The New DoL Regulations
The department understands the problem with the current system, as this shows:
Further, the Department's analysis of the likely effects of H-1B and PERM workers on U.S. workers' wages and job opportunities shows that the existing wage levels are not advancing the purposes of the INA's wage provisions. As explained below, under the existing wage levels, artificially low prevailing wages provide an opportunity for employers to hire and retain foreign workers at wages well below what their U.S. counterparts — meaning U.S. workers in the same labor market, performing similar jobs, and possessing similar levels of education, experience, and responsibility — make, creating an incentive — entirely at odds with the statutory scheme — to prefer foreign workers to U.S. workers.
INA is the Immigration and Nationality Act, and PERM is an in-house DoL term for aliens who have been admitted to the U.S. as workers, and who are now permanent resident aliens, or green card holders.
What DoL proposes to do about the problem is to change the way it calculates the acceptable wage levels for H-1B workers, and to understand this we must wade into a serious weed patch.

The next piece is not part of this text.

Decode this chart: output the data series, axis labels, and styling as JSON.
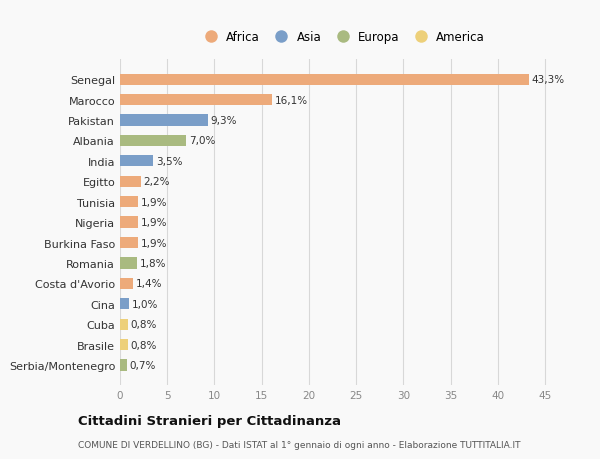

As a first step, DoL collects prevailing wage data for various jobs in various H-1B-using industries. It does this for four levels of proficiency in each of these jobs, defined as: Level I "entry level", Level II "qualified", Level III "experienced", and Level IV "fully competent". Most H-1Bs are hired at levels I and II.
Currently, H-1B employers can pay their entry-level workers at the17th percentile of the wage distribution; at the less-used level II it is at the 34th percentile, and at the still less common levels III and IV, it is at the 50th and 67th percentiles. This means that five-sixths of Level I workers are making more than the wage level set for Level I H-1Bs; it also means, to use non-DoL language, that these H-1B workers are a screaming bargain for their employers.
The new regulations move those percentile benchmarks up, respectively, to 45, 62, 78, and 95. The department uses a multi-page explanation of why the new math is more appropriate than the old math.
What will all this cost employers, assuming that they continue with the H-1B program? Using the soft term "transfer" rather than "additional cost", the DoL estimates that "The annualized transfer over the 10-year period is $23.25 billion and $23.5 billion at discount rates of 3 and 7 percent, respectively."
That's billions with a B. That's a whale of a lot of money — every year — and should persuade some H-1B employers to look again at the citizen and green card work force.
Both sets of regulations are interim final rules; both are subject to public comment through November 9. The 44-page DoL document can be seen here and the 48-page DHS document can be seen here. Readers are encouraged to comment on one or both of these documents (click the green "Submit a Formal Comment" button at the top of each). Comments by mail are not being accepted because while Covid-19 might be transmittable by paper, it has not yet learned how to infect electronic messages.
The Department of Labor should be commended for the remarkable steps it proposes; DHS should be chided for not doing more.